This Blockchain Phone Is Great, if You Have Five Extremely Boring, Trustworthy Friends
09.20.2018

Imagine you have three to five friends you could trust completely with your identity and your life’s savings. Maybe you do. These friends shouldn’t know each other, or if they do, they must be more loyal to you than they are to each other. You still have that? Now, imagine a world in which none of those friends lose their phones, accidentally delete important apps, travel to places where they’re out of reach for a few days, or, eventually, die.

That is the world in which HTC’s new blockchain phone, the HTC Exodus, makes sense.

The idea behind the HTC Exodus, HTC’s “decentralized chief officer” Phil Chen told Wired, is to give users ownership over their “identities and data” and offer them a safe place to stash their cryptocurrency—a hardware wallet instead of the software ones most cryptocurrency holders use. Currently, the majority of us turn over the keys to our personal information to companies like Facebook, Apple, or Google. Our money lives in centralized banks, or maybe our cryptocurrency lives in the centralized Coinbase. If we were the sole owners of the safeguards to all these things, we wouldn’t have to rely on those centralized and often morally problematic third parties. Plus, Chen told Wired, “Centralized honeypots are continually hacked.”

The HTC Exodus instead plans to keep users’ keys in secure spaces separate from their phones’ operating systems, and if their phones get lost or stolen, users can essentially lock up those spaces. HTC is working with technology called TrustZone to accomplish this.

But this still leaves potential users with a big problem. If they’re the only ones who own their wallets and the keys to it, what happens if they forget how to access or lose both their wallet and keys?

If you own the HTC Exodus, you can always plan for this in advance by writing down all the information you’d need to access your wallet on separate, tiny pieces of paper, which you roll up and place in different lock boxes in different corners of your home—or maybe make holes in your walls and store the boxes there and then re-plaster and wallpaper your kitchen and basement so no one is the wiser. Then, you could create an intricate treasure map to your information using hints that only you would be able to decipher, like a more complicated version of the password-access questions people make to get into their bank accounts when they inevitably forget their login info.

Or, you can split that information between three to five trusted friends. This is HTC’s current and only suggested solution—and there are a few minor holes in it.

When dividing your key between those friends, you’re ensuring that together they have all the information you’d need to access your identity, data, and cryptocurrency. Separately, they’re left in the dark. You’ll have to hope that those friends never attend the same party.

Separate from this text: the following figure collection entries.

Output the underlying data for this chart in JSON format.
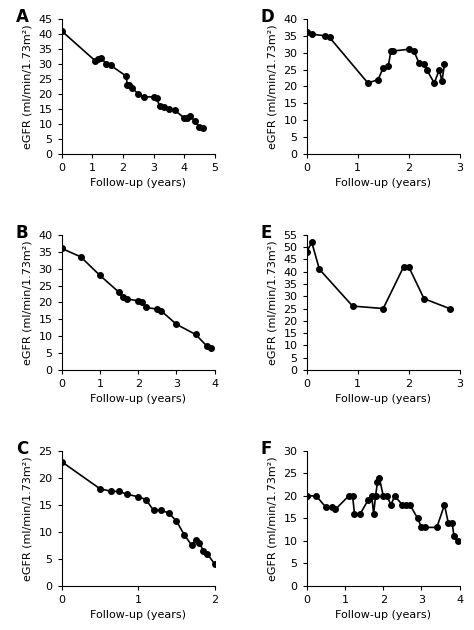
{
  "panels": [
    {
      "label": "A",
      "x": [
        0,
        1.1,
        1.2,
        1.3,
        1.45,
        1.6,
        2.1,
        2.15,
        2.2,
        2.3,
        2.5,
        2.7,
        3.0,
        3.1,
        3.2,
        3.35,
        3.5,
        3.7,
        4.0,
        4.1,
        4.2,
        4.35,
        4.5,
        4.6
      ],
      "y": [
        41,
        31,
        31.5,
        32,
        30,
        29.5,
        26,
        23,
        23,
        22,
        20,
        19,
        19,
        18.5,
        16,
        15.5,
        15,
        14.5,
        12,
        12,
        12.5,
        11,
        9,
        8.5
      ],
      "xlabel": "Follow-up (years)",
      "ylabel": "eGFR (ml/min/1.73m²)",
      "xlim": [
        0,
        5
      ],
      "ylim": [
        0,
        45
      ],
      "xticks": [
        0,
        1,
        2,
        3,
        4,
        5
      ],
      "yticks": [
        0,
        5,
        10,
        15,
        20,
        25,
        30,
        35,
        40,
        45
      ]
    },
    {
      "label": "B",
      "x": [
        0,
        0.5,
        1.0,
        1.5,
        1.6,
        1.7,
        2.0,
        2.1,
        2.2,
        2.5,
        2.6,
        3.0,
        3.5,
        3.8,
        3.9
      ],
      "y": [
        36,
        33.5,
        28,
        23,
        21.5,
        21,
        20.5,
        20,
        18.5,
        18,
        17.5,
        13.5,
        10.5,
        7,
        6.5
      ],
      "xlabel": "Follow-up (years)",
      "ylabel": "eGFR (ml/min/1.73m²)",
      "xlim": [
        0,
        4
      ],
      "ylim": [
        0,
        40
      ],
      "xticks": [
        0,
        1,
        2,
        3,
        4
      ],
      "yticks": [
        0,
        5,
        10,
        15,
        20,
        25,
        30,
        35,
        40
      ]
    },
    {
      "label": "C",
      "x": [
        0,
        0.5,
        0.65,
        0.75,
        0.85,
        1.0,
        1.1,
        1.2,
        1.3,
        1.4,
        1.5,
        1.6,
        1.7,
        1.75,
        1.8,
        1.85,
        1.9,
        2.0
      ],
      "y": [
        23,
        18,
        17.5,
        17.5,
        17,
        16.5,
        16,
        14,
        14,
        13.5,
        12,
        9.5,
        7.5,
        8.5,
        8,
        6.5,
        6,
        4
      ],
      "xlabel": "Follow-up (years)",
      "ylabel": "eGFR (ml/min/1.73m²)",
      "xlim": [
        0,
        2
      ],
      "ylim": [
        0,
        25
      ],
      "xticks": [
        0,
        1,
        2
      ],
      "yticks": [
        0,
        5,
        10,
        15,
        20,
        25
      ]
    },
    {
      "label": "D",
      "x": [
        0,
        0.1,
        0.35,
        0.45,
        1.2,
        1.4,
        1.5,
        1.6,
        1.65,
        1.7,
        2.0,
        2.1,
        2.2,
        2.3,
        2.35,
        2.5,
        2.6,
        2.65,
        2.7
      ],
      "y": [
        36,
        35.5,
        35,
        34.5,
        21,
        22,
        25.5,
        26,
        30.5,
        30.5,
        31,
        30.5,
        27,
        26.5,
        25,
        21,
        25,
        21.5,
        26.5
      ],
      "xlabel": "Follow-up (years)",
      "ylabel": "eGFR (ml/min/1.73m²)",
      "xlim": [
        0,
        3
      ],
      "ylim": [
        0,
        40
      ],
      "xticks": [
        0,
        1,
        2,
        3
      ],
      "yticks": [
        0,
        5,
        10,
        15,
        20,
        25,
        30,
        35,
        40
      ]
    },
    {
      "label": "E",
      "x": [
        0,
        0.1,
        0.25,
        0.9,
        1.5,
        1.9,
        2.0,
        2.3,
        2.8
      ],
      "y": [
        48,
        52,
        41,
        26,
        25,
        42,
        42,
        29,
        25
      ],
      "xlabel": "Follow-up (years)",
      "ylabel": "eGFR (ml/min/1.73m²)",
      "xlim": [
        0,
        3
      ],
      "ylim": [
        0,
        55
      ],
      "xticks": [
        0,
        1,
        2,
        3
      ],
      "yticks": [
        0,
        5,
        10,
        15,
        20,
        25,
        30,
        35,
        40,
        45,
        50,
        55
      ]
    },
    {
      "label": "F",
      "x": [
        0,
        0.25,
        0.5,
        0.65,
        0.75,
        1.1,
        1.2,
        1.25,
        1.4,
        1.6,
        1.7,
        1.75,
        1.8,
        1.85,
        1.9,
        2.0,
        2.1,
        2.2,
        2.3,
        2.5,
        2.6,
        2.7,
        2.9,
        3.0,
        3.1,
        3.4,
        3.6,
        3.7,
        3.8,
        3.85,
        3.95
      ],
      "y": [
        20,
        20,
        17.5,
        17.5,
        17,
        20,
        20,
        16,
        16,
        19,
        20,
        16,
        20,
        23,
        24,
        20,
        20,
        18,
        20,
        18,
        18,
        18,
        15,
        13,
        13,
        13,
        18,
        14,
        14,
        11,
        10
      ],
      "xlabel": "Follow-up (years)",
      "ylabel": "eGFR (ml/min/1.73m²)",
      "xlim": [
        0,
        4
      ],
      "ylim": [
        0,
        30
      ],
      "xticks": [
        0,
        1,
        2,
        3,
        4
      ],
      "yticks": [
        0,
        5,
        10,
        15,
        20,
        25,
        30
      ]
    }
  ],
  "marker": "o",
  "markersize": 4,
  "linewidth": 1.2,
  "color": "black",
  "tick_fontsize": 8,
  "axis_label_fontsize": 8,
  "panel_label_fontsize": 12
}
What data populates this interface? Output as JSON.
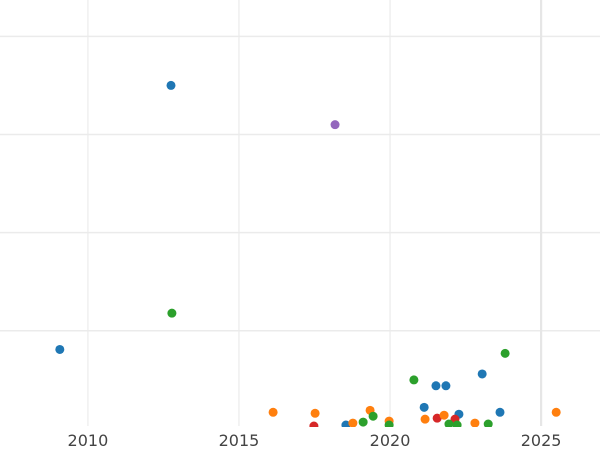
{
  "chart_data": {
    "type": "scatter",
    "title": "",
    "xlabel": "",
    "ylabel": "",
    "xlim": [
      2007.09,
      2026.95
    ],
    "ylim": [
      0.02,
      4.37
    ],
    "x_ticks": [
      2010,
      2015,
      2020,
      2025
    ],
    "x_tick_labels": [
      "2010",
      "2015",
      "2020",
      "2025"
    ],
    "y_gridlines": [
      1,
      2,
      3,
      4
    ],
    "y_tick_labels": [],
    "grid": true,
    "legend": null,
    "colors": {
      "blue": "#1f77b4",
      "orange": "#ff7f0e",
      "green": "#2ca02c",
      "red": "#d62728",
      "purple": "#9467bd"
    },
    "points": [
      {
        "x": 2012.75,
        "y": 3.5,
        "color": "blue"
      },
      {
        "x": 2018.18,
        "y": 3.1,
        "color": "purple"
      },
      {
        "x": 2012.78,
        "y": 1.18,
        "color": "green"
      },
      {
        "x": 2009.07,
        "y": 0.81,
        "color": "blue"
      },
      {
        "x": 2016.13,
        "y": 0.17,
        "color": "orange"
      },
      {
        "x": 2017.52,
        "y": 0.16,
        "color": "orange"
      },
      {
        "x": 2017.48,
        "y": 0.03,
        "color": "red"
      },
      {
        "x": 2018.54,
        "y": 0.04,
        "color": "blue"
      },
      {
        "x": 2018.77,
        "y": 0.06,
        "color": "orange"
      },
      {
        "x": 2019.11,
        "y": 0.07,
        "color": "green"
      },
      {
        "x": 2019.34,
        "y": 0.19,
        "color": "orange"
      },
      {
        "x": 2019.44,
        "y": 0.13,
        "color": "green"
      },
      {
        "x": 2019.97,
        "y": 0.08,
        "color": "orange"
      },
      {
        "x": 2019.97,
        "y": 0.04,
        "color": "green"
      },
      {
        "x": 2020.79,
        "y": 0.5,
        "color": "green"
      },
      {
        "x": 2021.52,
        "y": 0.44,
        "color": "blue"
      },
      {
        "x": 2021.85,
        "y": 0.44,
        "color": "blue"
      },
      {
        "x": 2021.13,
        "y": 0.22,
        "color": "blue"
      },
      {
        "x": 2021.16,
        "y": 0.1,
        "color": "orange"
      },
      {
        "x": 2021.56,
        "y": 0.11,
        "color": "red"
      },
      {
        "x": 2021.79,
        "y": 0.14,
        "color": "orange"
      },
      {
        "x": 2022.28,
        "y": 0.15,
        "color": "blue"
      },
      {
        "x": 2022.15,
        "y": 0.1,
        "color": "red"
      },
      {
        "x": 2021.95,
        "y": 0.05,
        "color": "green"
      },
      {
        "x": 2022.22,
        "y": 0.04,
        "color": "green"
      },
      {
        "x": 2022.81,
        "y": 0.06,
        "color": "orange"
      },
      {
        "x": 2023.25,
        "y": 0.05,
        "color": "green"
      },
      {
        "x": 2023.05,
        "y": 0.56,
        "color": "blue"
      },
      {
        "x": 2023.64,
        "y": 0.17,
        "color": "blue"
      },
      {
        "x": 2023.81,
        "y": 0.77,
        "color": "green"
      },
      {
        "x": 2025.5,
        "y": 0.17,
        "color": "orange"
      }
    ]
  }
}
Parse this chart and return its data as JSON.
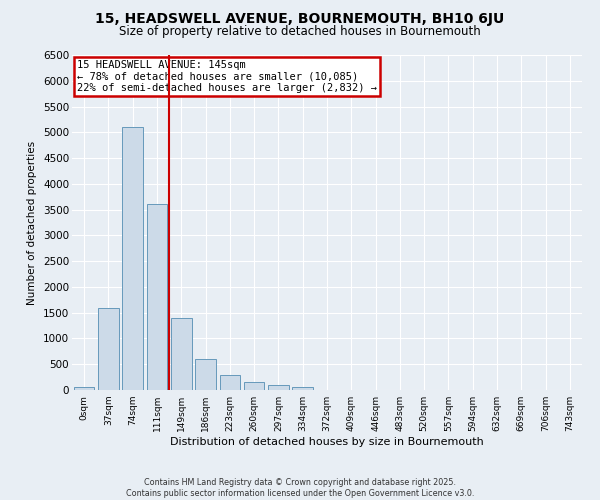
{
  "title_line1": "15, HEADSWELL AVENUE, BOURNEMOUTH, BH10 6JU",
  "title_line2": "Size of property relative to detached houses in Bournemouth",
  "xlabel": "Distribution of detached houses by size in Bournemouth",
  "ylabel": "Number of detached properties",
  "categories": [
    "0sqm",
    "37sqm",
    "74sqm",
    "111sqm",
    "149sqm",
    "186sqm",
    "223sqm",
    "260sqm",
    "297sqm",
    "334sqm",
    "372sqm",
    "409sqm",
    "446sqm",
    "483sqm",
    "520sqm",
    "557sqm",
    "594sqm",
    "632sqm",
    "669sqm",
    "706sqm",
    "743sqm"
  ],
  "values": [
    50,
    1600,
    5100,
    3600,
    1400,
    600,
    300,
    150,
    100,
    50,
    0,
    0,
    0,
    0,
    0,
    0,
    0,
    0,
    0,
    0,
    0
  ],
  "bar_color": "#ccdae8",
  "bar_edge_color": "#6699bb",
  "background_color": "#e8eef4",
  "grid_color": "#ffffff",
  "red_line_x": 3.5,
  "annotation_text": "15 HEADSWELL AVENUE: 145sqm\n← 78% of detached houses are smaller (10,085)\n22% of semi-detached houses are larger (2,832) →",
  "annotation_box_color": "#ffffff",
  "annotation_border_color": "#cc0000",
  "footer_line1": "Contains HM Land Registry data © Crown copyright and database right 2025.",
  "footer_line2": "Contains public sector information licensed under the Open Government Licence v3.0.",
  "ylim": [
    0,
    6500
  ],
  "yticks": [
    0,
    500,
    1000,
    1500,
    2000,
    2500,
    3000,
    3500,
    4000,
    4500,
    5000,
    5500,
    6000,
    6500
  ]
}
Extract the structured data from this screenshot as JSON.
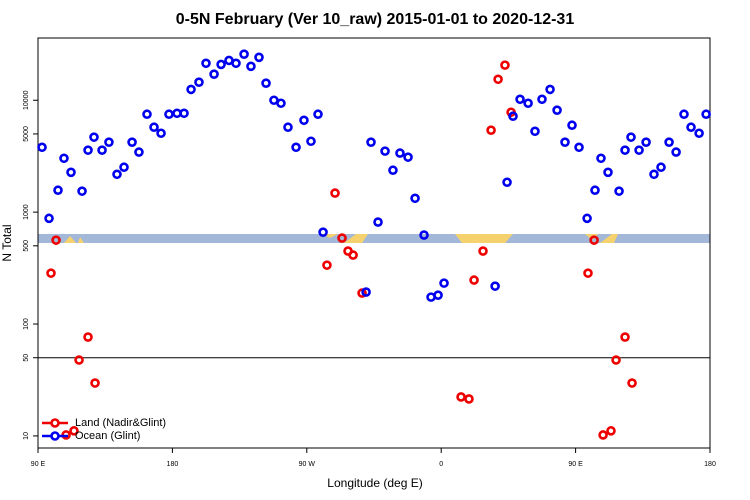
{
  "chart_data": {
    "type": "scatter",
    "title": "0-5N February (Ver 10_raw)   2015-01-01 to 2020-12-31",
    "x_label": "Longitude (deg E)",
    "y_label": "N Total",
    "ylog": true,
    "legend": "bottom-left",
    "xlim": [
      90,
      540
    ],
    "xticks": [
      {
        "value": 90,
        "label": "90 E"
      },
      180,
      {
        "value": 270,
        "label": "90 W"
      },
      {
        "value": 360,
        "label": "0"
      },
      {
        "value": 450,
        "label": "90 E"
      },
      {
        "value": 540,
        "label": "180"
      }
    ],
    "ylim": [
      7.8,
      36000
    ],
    "yticks": [
      10,
      50,
      100,
      500,
      1000,
      5000,
      10000
    ],
    "hlines": [
      50
    ],
    "series": [
      {
        "name": "Land (Nadir&Glint)",
        "color": "#ee0000",
        "x": [
          98.7,
          102.1,
          108.8,
          114.1,
          117.5,
          123.5,
          128.2,
          283.5,
          288.9,
          293.6,
          297.6,
          301.0,
          307.0,
          373.3,
          378.6,
          382.0,
          388.0,
          393.4,
          398.1,
          402.7,
          406.8,
          458.3,
          462.4,
          468.4,
          473.7,
          477.1,
          483.1,
          487.8
        ],
        "values": [
          285,
          562,
          10.2,
          11.1,
          47.7,
          76.5,
          29.7,
          336,
          1480,
          586,
          449,
          413,
          189,
          22.3,
          21.4,
          247,
          449,
          5400,
          15400,
          20600,
          7810,
          285,
          562,
          10.2,
          11.1,
          47.7,
          76.5,
          29.7
        ]
      },
      {
        "name": "Ocean (Glint)",
        "color": "#0000ee",
        "x": [
          92.7,
          97.4,
          103.4,
          107.4,
          112.1,
          119.5,
          123.5,
          127.5,
          132.9,
          137.5,
          142.9,
          147.6,
          153.0,
          157.6,
          163.0,
          167.7,
          172.4,
          177.7,
          183.1,
          187.8,
          192.5,
          197.8,
          202.5,
          207.9,
          212.6,
          217.9,
          222.6,
          228.0,
          232.6,
          238.0,
          242.7,
          248.0,
          252.7,
          257.4,
          262.8,
          268.1,
          272.8,
          277.5,
          280.9,
          309.7,
          313.0,
          317.7,
          322.4,
          327.7,
          332.4,
          337.8,
          342.5,
          348.5,
          353.2,
          357.9,
          361.9,
          396.1,
          404.1,
          408.1,
          412.8,
          418.2,
          422.8,
          427.5,
          432.9,
          437.6,
          442.9,
          447.6,
          452.3,
          457.7,
          463.0,
          467.0,
          471.7,
          479.1,
          483.1,
          487.1,
          492.5,
          497.2,
          502.5,
          507.2,
          512.6,
          517.3,
          522.6,
          527.3,
          532.7,
          537.4
        ],
        "values": [
          3800,
          880,
          1570,
          3030,
          2270,
          1540,
          3580,
          4680,
          3580,
          4220,
          2180,
          2520,
          4220,
          3440,
          7500,
          5740,
          5070,
          7500,
          7650,
          7650,
          12500,
          14500,
          21400,
          17100,
          20900,
          22700,
          21400,
          25800,
          20100,
          24200,
          14200,
          10000,
          9400,
          5740,
          3800,
          6620,
          4300,
          7500,
          662,
          193,
          4220,
          815,
          3510,
          2370,
          3370,
          3100,
          1330,
          624,
          174,
          181,
          232,
          218,
          1850,
          7200,
          10200,
          9400,
          5280,
          10200,
          12500,
          8150,
          4220,
          5980,
          3800,
          880,
          1570,
          3030,
          2270,
          1540,
          3580,
          4680,
          3580,
          4220,
          2180,
          2520,
          4220,
          3440,
          7500,
          5740,
          5070,
          7500
        ]
      }
    ]
  }
}
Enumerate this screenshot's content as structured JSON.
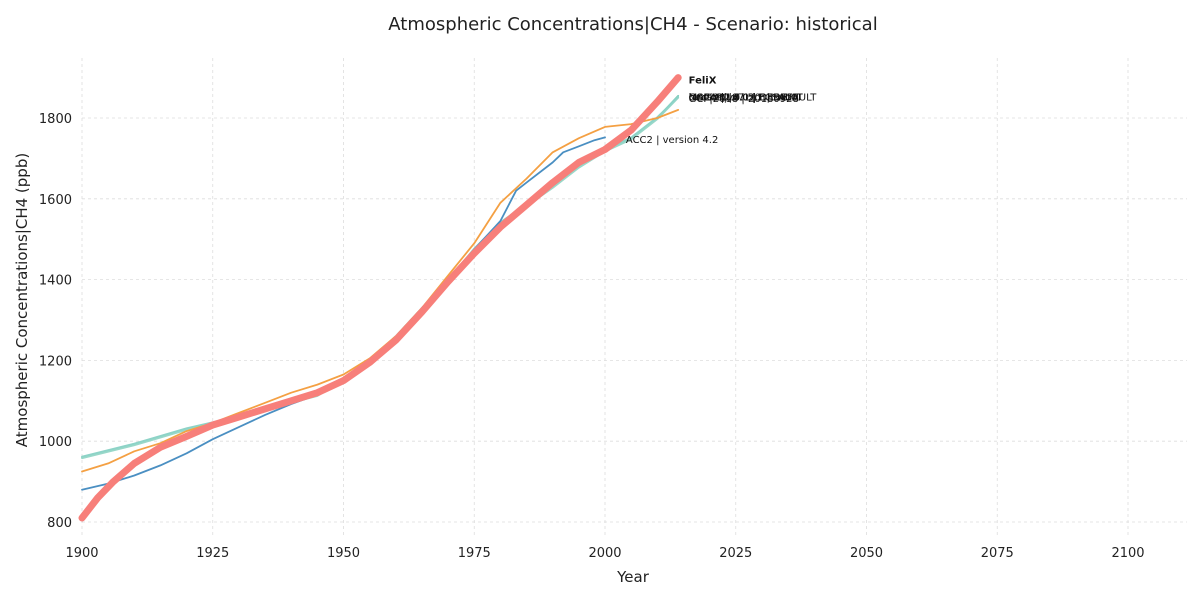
{
  "chart_data": {
    "type": "line",
    "title": "Atmospheric Concentrations|CH4 - Scenario: historical",
    "xlabel": "Year",
    "ylabel": "Atmospheric Concentrations|CH4 (ppb)",
    "xlim": [
      1900,
      2110
    ],
    "ylim": [
      760,
      1950
    ],
    "xticks": [
      1900,
      1925,
      1950,
      1975,
      2000,
      2025,
      2050,
      2075,
      2100
    ],
    "yticks": [
      800,
      1000,
      1200,
      1400,
      1600,
      1800
    ],
    "grid": true,
    "series": [
      {
        "name": "MAGICC",
        "color": "#7fcdbb",
        "width": 1.8,
        "points": [
          [
            1900,
            960
          ],
          [
            1910,
            992
          ],
          [
            1920,
            1030
          ],
          [
            1930,
            1060
          ],
          [
            1940,
            1098
          ],
          [
            1945,
            1115
          ],
          [
            1950,
            1155
          ],
          [
            1955,
            1200
          ],
          [
            1960,
            1255
          ],
          [
            1965,
            1325
          ],
          [
            1970,
            1398
          ],
          [
            1975,
            1475
          ],
          [
            1980,
            1540
          ],
          [
            1985,
            1585
          ],
          [
            1990,
            1630
          ],
          [
            1995,
            1680
          ],
          [
            2000,
            1720
          ],
          [
            2005,
            1750
          ],
          [
            2010,
            1800
          ],
          [
            2014,
            1855
          ]
        ]
      },
      {
        "name": "OSCAR",
        "color": "#99d8c9",
        "width": 1.8,
        "points": [
          [
            1900,
            958
          ],
          [
            1910,
            990
          ],
          [
            1920,
            1028
          ],
          [
            1930,
            1058
          ],
          [
            1940,
            1095
          ],
          [
            1945,
            1112
          ],
          [
            1950,
            1152
          ],
          [
            1955,
            1197
          ],
          [
            1960,
            1252
          ],
          [
            1965,
            1322
          ],
          [
            1970,
            1395
          ],
          [
            1975,
            1472
          ],
          [
            1980,
            1537
          ],
          [
            1985,
            1582
          ],
          [
            1990,
            1627
          ],
          [
            1995,
            1677
          ],
          [
            2000,
            1717
          ],
          [
            2005,
            1747
          ],
          [
            2010,
            1797
          ],
          [
            2014,
            1850
          ]
        ]
      },
      {
        "name": "hector",
        "color": "#8dd3c7",
        "width": 1.8,
        "points": [
          [
            1900,
            962
          ],
          [
            1910,
            994
          ],
          [
            1920,
            1032
          ],
          [
            1930,
            1062
          ],
          [
            1940,
            1100
          ],
          [
            1945,
            1117
          ],
          [
            1950,
            1157
          ],
          [
            1955,
            1202
          ],
          [
            1960,
            1257
          ],
          [
            1965,
            1327
          ],
          [
            1970,
            1400
          ],
          [
            1975,
            1477
          ],
          [
            1980,
            1542
          ],
          [
            1985,
            1587
          ],
          [
            1990,
            1632
          ],
          [
            1995,
            1682
          ],
          [
            2000,
            1722
          ],
          [
            2005,
            1752
          ],
          [
            2010,
            1802
          ],
          [
            2014,
            1852
          ]
        ]
      },
      {
        "name": "ACC2 | version 4.2",
        "color": "#4a8fc2",
        "width": 1.8,
        "points": [
          [
            1900,
            880
          ],
          [
            1905,
            895
          ],
          [
            1910,
            915
          ],
          [
            1915,
            940
          ],
          [
            1920,
            970
          ],
          [
            1925,
            1005
          ],
          [
            1930,
            1035
          ],
          [
            1935,
            1065
          ],
          [
            1940,
            1092
          ],
          [
            1945,
            1115
          ],
          [
            1950,
            1150
          ],
          [
            1955,
            1200
          ],
          [
            1960,
            1260
          ],
          [
            1965,
            1330
          ],
          [
            1970,
            1400
          ],
          [
            1975,
            1475
          ],
          [
            1980,
            1545
          ],
          [
            1983,
            1620
          ],
          [
            1985,
            1640
          ],
          [
            1990,
            1690
          ],
          [
            1992,
            1715
          ],
          [
            1995,
            1730
          ],
          [
            1998,
            1745
          ],
          [
            2000,
            1752
          ]
        ]
      },
      {
        "name": "",
        "color": "#f4a043",
        "width": 1.8,
        "points": [
          [
            1900,
            925
          ],
          [
            1905,
            945
          ],
          [
            1910,
            975
          ],
          [
            1915,
            995
          ],
          [
            1920,
            1025
          ],
          [
            1925,
            1045
          ],
          [
            1930,
            1070
          ],
          [
            1935,
            1095
          ],
          [
            1940,
            1120
          ],
          [
            1945,
            1140
          ],
          [
            1950,
            1165
          ],
          [
            1955,
            1205
          ],
          [
            1960,
            1260
          ],
          [
            1965,
            1330
          ],
          [
            1970,
            1410
          ],
          [
            1975,
            1490
          ],
          [
            1980,
            1590
          ],
          [
            1985,
            1650
          ],
          [
            1990,
            1715
          ],
          [
            1995,
            1750
          ],
          [
            2000,
            1778
          ],
          [
            2005,
            1785
          ],
          [
            2010,
            1800
          ],
          [
            2014,
            1820
          ]
        ]
      },
      {
        "name": "FeliX",
        "color": "#f77f7a",
        "width": 7,
        "points": [
          [
            1900,
            810
          ],
          [
            1903,
            860
          ],
          [
            1906,
            900
          ],
          [
            1910,
            945
          ],
          [
            1915,
            985
          ],
          [
            1920,
            1012
          ],
          [
            1925,
            1040
          ],
          [
            1930,
            1060
          ],
          [
            1935,
            1080
          ],
          [
            1940,
            1100
          ],
          [
            1945,
            1120
          ],
          [
            1950,
            1150
          ],
          [
            1955,
            1195
          ],
          [
            1960,
            1250
          ],
          [
            1965,
            1320
          ],
          [
            1970,
            1395
          ],
          [
            1975,
            1465
          ],
          [
            1980,
            1530
          ],
          [
            1985,
            1585
          ],
          [
            1990,
            1640
          ],
          [
            1995,
            1690
          ],
          [
            2000,
            1722
          ],
          [
            2005,
            1770
          ],
          [
            2010,
            1840
          ],
          [
            2014,
            1900
          ]
        ]
      }
    ],
    "annotations": [
      {
        "text": "FeliX",
        "x": 2016,
        "y": 1895,
        "bold": true
      },
      {
        "text": "hector|1.0.1 | DEFAULT",
        "x": 2016,
        "y": 1853,
        "bold": false
      },
      {
        "text": "hector|2.5.1 | DEFAULT",
        "x": 2016,
        "y": 1853,
        "bold": false
      },
      {
        "text": "OSCAR|v3.0 | ECS:3.0",
        "x": 2016,
        "y": 1853,
        "bold": false
      },
      {
        "text": "MAGICC|v7.5.1 | DEFAULT",
        "x": 2016,
        "y": 1853,
        "bold": false
      },
      {
        "text": "GCP|2018 | 20180928",
        "x": 2016,
        "y": 1853,
        "bold": false
      },
      {
        "text": "GCP|2018 | 20180928",
        "x": 2016,
        "y": 1849,
        "bold": false
      },
      {
        "text": "ACC2 | version 4.2",
        "x": 2004,
        "y": 1748,
        "bold": false
      }
    ]
  }
}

That shouldn’t be a problem if a) you don’t mention to any of the friends who the other partial keyholders are or even that they are, and/or b) those friends don’t know each other—have never met, may never meet, or if they did, would definitely hate each other too much to collaborate on stealing your cryptocurrency. Either that, or none of your friends are tech-savvy or creative enough to extrapolate what they could possibly do with the information you’ve provided (i.e., steal all your money). After all, even otherwise trustworthy people can go bankrupt and resort to desperate measures if they’re smart enough to figure out what those desperate measures could be.

Furthermore, people change all the time. Friends have falling outs, people who previously weren’t close come together under unexpected circumstances, and others overcome hatred in favor of scoring a big pile of money. Think of Reservoir Dogs. Mr. Pink, Blue, Blonde, Orange, Brown, and White weren’t friends. They didn’t even know each other’s names, and they still attempted to pull off a jewelry heist as a team. It didn’t go well, but that’s hardly the point.

What if your friends are more forgetful and irresponsible than you? What if they lose their phones, or delete the app they’d installed to help you safeguard your key? You heard that right: you have to get them to install an app—a hard sell for particular types of friends, like those who don’t trust technology or are older than 65. What if one of those friends travels to another country where they get their phone stolen? It just takes one. These “what if” scenarios could go on forever (for example, what if you don’t have any friends?), but we’ll leave the rest up to your imagination.

Chen admitted that “this is the 1.0 version” of the HTC Exodus. “There are other backup plans we’ve thought of,” he told Wired, “but they’re not part of the solution yet.”

In the meantime, if you’re thinking of buying the HTC Exodus 1.0, maybe it’s also time to consider making new friends.